2.2.1. The Request and Response Cycle

When a web browser requests a web page, it sends a request message to a web server. The message always includes a header, and sometimes it also includes a body. The web server in turn replies with a reply message. This message also always includes a header and it usually contains a body.

There are two features that are important in understanding HTTP:

It is a request/response protocol: each response is preceded by a request.

Although requests and responses each contain different information, the header/body structure is the same for both messages. The header contains meta-information -- information about the message -- and the body contains the content of the message.

Figure 2-2 shows an example of an HTTP transaction. Say you told your browser you wanted a document at http://localhost/index.html. The browser would connect to the machine at localhost on port 80 and send it the following message:

GET /index.html HTTP/1.1
Host: localhost
Accept: image/gif, image/x-xbitmap, image/jpeg, image/pjpeg, image/xbm, */*
Accept-Language: en
Connection: Keep-Alive
User-Agent: Mozilla/4.0 (compatible; MSIE 4.5; Mac_PowerPC)
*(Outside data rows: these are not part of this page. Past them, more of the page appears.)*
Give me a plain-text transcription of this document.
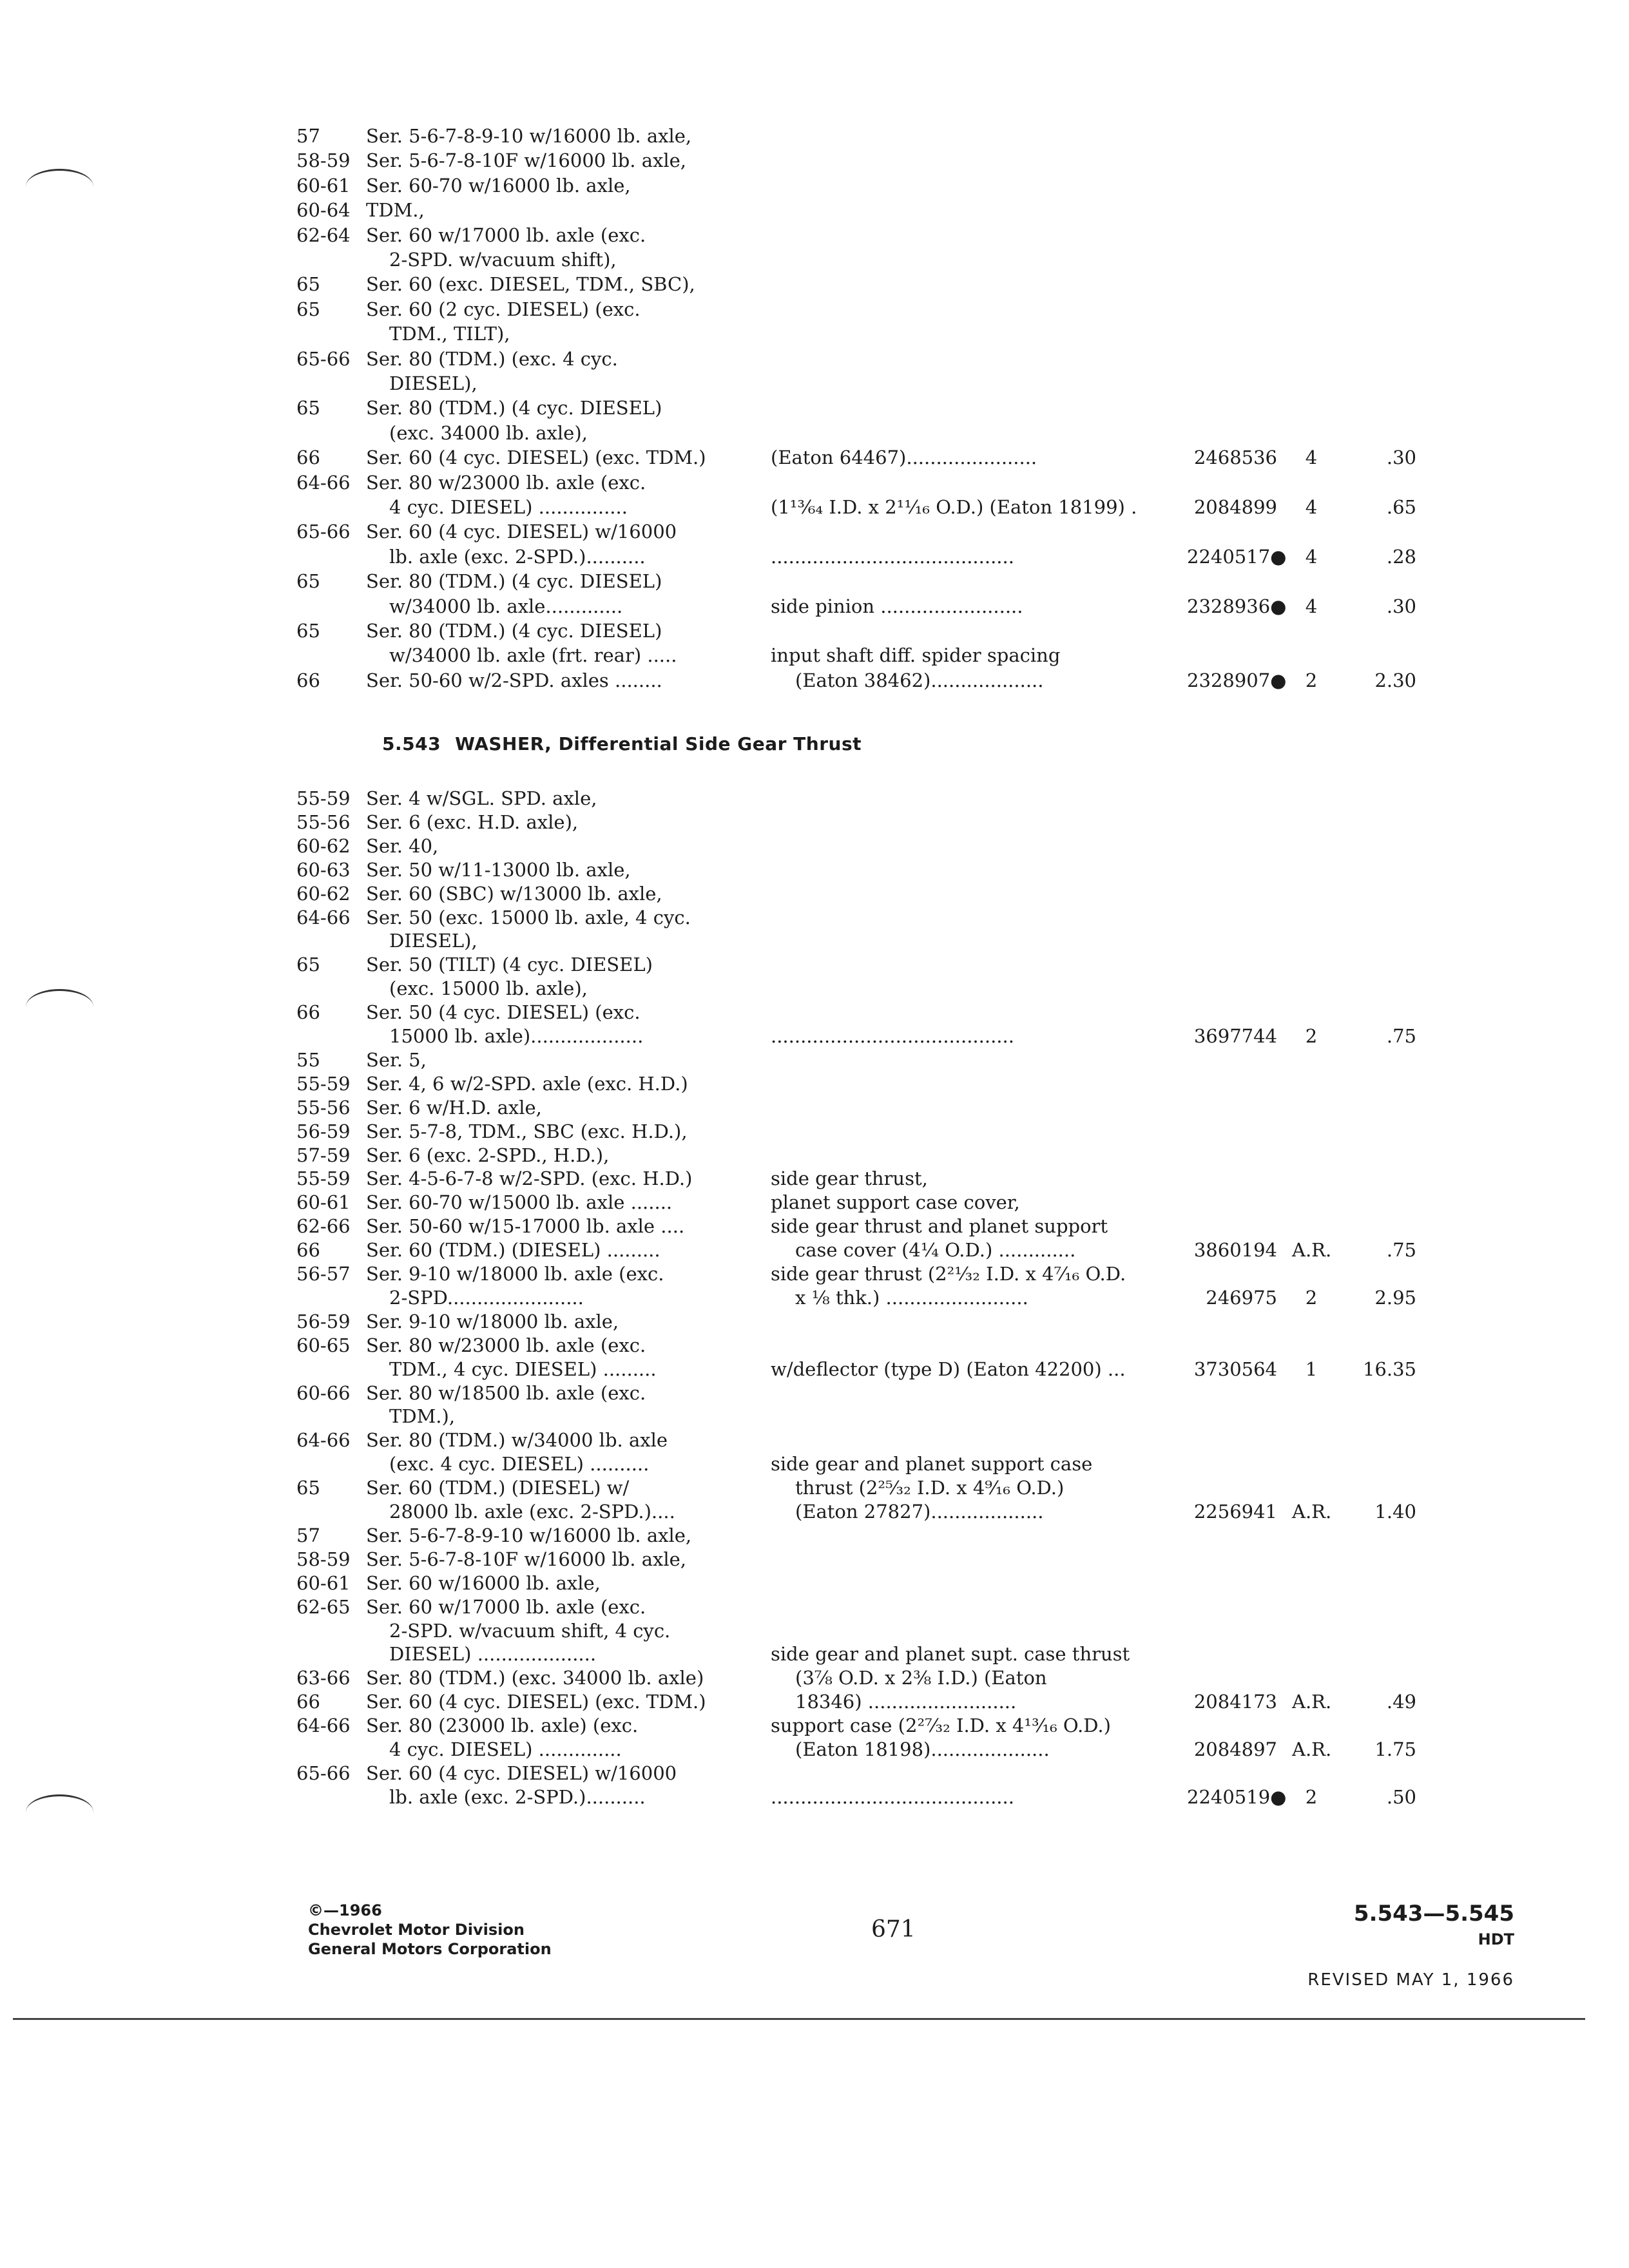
57 Ser. 5-6-7-8-9-10 w/16000 lb. axle,
58-59 Ser. 5-6-7-8-10F w/16000 lb. axle,
60-61 Ser. 60-70 w/16000 lb. axle,
60-64 TDM.,
62-64 Ser. 60 w/17000 lb. axle (exc.
2-SPD. w/vacuum shift),
65 Ser. 60 (exc. DIESEL, TDM., SBC),
65 Ser. 60 (2 cyc. DIESEL) (exc.
TDM., TILT),
65-66 Ser. 80 (TDM.) (exc. 4 cyc.
DIESEL),
65 Ser. 80 (TDM.) (4 cyc. DIESEL)
(exc. 34000 lb. axle),
66 Ser. 60 (4 cyc. DIESEL) (exc. TDM.)	(Eaton 64467)......................	2468536	4	.30
64-66 Ser. 80 w/23000 lb. axle (exc.
4 cyc. DIESEL) ...............	(1¹³⁄₆₄ I.D. x 2¹¹⁄₁₆ O.D.) (Eaton 18199) .	2084899	4	.65
65-66 Ser. 60 (4 cyc. DIESEL) w/16000
lb. axle (exc. 2-SPD.)..........	.........................................	2240517●	4	.28
65 Ser. 80 (TDM.) (4 cyc. DIESEL)
w/34000 lb. axle.............	side pinion ........................	2328936●	4	.30
65 Ser. 80 (TDM.) (4 cyc. DIESEL)
w/34000 lb. axle (frt. rear) .....	input shaft diff. spider spacing
66 Ser. 50-60 w/2-SPD. axles ........	(Eaton 38462)...................	2328907●	2	2.30
5.543 WASHER, Differential Side Gear Thrust
55-59 Ser. 4 w/SGL. SPD. axle,
55-56 Ser. 6 (exc. H.D. axle),
60-62 Ser. 40,
60-63 Ser. 50 w/11-13000 lb. axle,
60-62 Ser. 60 (SBC) w/13000 lb. axle,
64-66 Ser. 50 (exc. 15000 lb. axle, 4 cyc.
DIESEL),
65 Ser. 50 (TILT) (4 cyc. DIESEL)
(exc. 15000 lb. axle),
66 Ser. 50 (4 cyc. DIESEL) (exc.
15000 lb. axle)...................	.........................................	3697744	2	.75
55 Ser. 5,
55-59 Ser. 4, 6 w/2-SPD. axle (exc. H.D.)
55-56 Ser. 6 w/H.D. axle,
56-59 Ser. 5-7-8, TDM., SBC (exc. H.D.),
57-59 Ser. 6 (exc. 2-SPD., H.D.),
55-59 Ser. 4-5-6-7-8 w/2-SPD. (exc. H.D.)	side gear thrust,
60-61 Ser. 60-70 w/15000 lb. axle .......	planet support case cover,
62-66 Ser. 50-60 w/15-17000 lb. axle ....	side gear thrust and planet support
66 Ser. 60 (TDM.) (DIESEL) .........	case cover (4¼ O.D.) .............	3860194 A.R.	.75
56-57 Ser. 9-10 w/18000 lb. axle (exc.	side gear thrust (2²¹⁄₃₂ I.D. x 4⁷⁄₁₆ O.D.
2-SPD.......................	x ⅛ thk.) ........................	246975	2	2.95
56-59 Ser. 9-10 w/18000 lb. axle,
60-65 Ser. 80 w/23000 lb. axle (exc.
TDM., 4 cyc. DIESEL) .........	w/deflector (type D) (Eaton 42200) ...	3730564	1	16.35
60-66 Ser. 80 w/18500 lb. axle (exc.
TDM.),
64-66 Ser. 80 (TDM.) w/34000 lb. axle
(exc. 4 cyc. DIESEL) ..........	side gear and planet support case
65 Ser. 60 (TDM.) (DIESEL) w/	thrust (2²⁵⁄₃₂ I.D. x 4⁹⁄₁₆ O.D.)
28000 lb. axle (exc. 2-SPD.)....	(Eaton 27827)...................	2256941 A.R.	1.40
57 Ser. 5-6-7-8-9-10 w/16000 lb. axle,
58-59 Ser. 5-6-7-8-10F w/16000 lb. axle,
60-61 Ser. 60 w/16000 lb. axle,
62-65 Ser. 60 w/17000 lb. axle (exc.
2-SPD. w/vacuum shift, 4 cyc.
DIESEL) ....................	side gear and planet supt. case thrust
63-66 Ser. 80 (TDM.) (exc. 34000 lb. axle)	(3⅞ O.D. x 2⅜ I.D.) (Eaton
66 Ser. 60 (4 cyc. DIESEL) (exc. TDM.)	18346) .........................	2084173 A.R.	.49
64-66 Ser. 80 (23000 lb. axle) (exc.	support case (2²⁷⁄₃₂ I.D. x 4¹³⁄₁₆ O.D.)
4 cyc. DIESEL) ..............	(Eaton 18198)....................	2084897 A.R.	1.75
65-66 Ser. 60 (4 cyc. DIESEL) w/16000
lb. axle (exc. 2-SPD.)..........	.........................................	2240519●	2	.50
©—1966
Chevrolet Motor Division
General Motors Corporation
671
5.543—5.545
HDT
REVISED MAY 1, 1966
Figure 2-2. The HTTP request/response cycle

Assuming that a web server is running and the path maps to a valid document, the server would reply with the following message:

HTTP/1.1 200 OK
Date: Sat, 18 Mar 2000 20:35:35 GMT
Server: Apache/1.3.9 (Unix)
Last-Modified: Wed, 20 May 1998 14:59:42 GMT
ETag: "74916-656-3562efde"
Content-Length: 141
Content-Type: text/html

<HTML>
<HEAD><TITLE>Sample Document</TITLE></HEAD>
<BODY>
  <H1>Sample Document</H1>
  <P>This is a sample HTML document!</P>
</BODY>
</HTML>

In this example, the request includes a header but no content. The response includes both a header and HTML content, separated by a blank line (see Figure 2-3).

Figure 2-3. The HTTP header/body message structure

2.2.2. HTTP Headers

If you are familiar with the format of Internet email, this header and body syntax may look familiar to you. Historically, the format of HTTP messages is based upon many of the conventions used by Internet email, as established by MIME (Multipurpose Internet Mail Extensions). Do not be tricked into thinking that HTTP and MIME headers are the same, however. The similarity extends only to certain fields, and many early similarities have changed in later versions of HTTP.

Here are the important things to know about header syntax:

The first line of the header has a unique format and special meaning. It is called a request line in requests and a status line in replies.
The remainder of the header lines contain name-value pairs. The name and value are separated by a colon and any combination of spaces and/or tabs. These lines are called header fields .
Some header fields may have multiple values. This can be represented by having multiple header fields contain the same field name and different values or by including all the values in the header field separated by a comma.
Field names are not case-sensitive; e.g., Content-Type is the same as Content-type.
Header fields don't have to appear in any special order.
Every line in the header must be terminated by a carriage return and line feed sequence, which is often abbreviated as CRLF and represented as \015\012 in Perl on ASCII systems.
The header must be separated from the content by a blank line. In other words, the last header line must end with two CRLFs.

2.2.3. HTTP 1.1 and HTTP 1.0

This chapter discusses HTTP 1.1, which includes several improvements to previous versions of HTTP. Although HTTP 1.1 is backward-compatible, there are many new features in HTTP 1.1 not recognized by HTTP 1.0 applications. There are even a few instances where the new protocol can cause problematic behavior with older applications, especially with caching. Most major web servers and browsers are now HTTP 1.1-compliant as this book is being written. There will continue to be HTTP 1.0 applications on the Web for some time, however. Features discussed in this chapter that differ between HTTP 1.1 and HTTP 1.0 will be noted.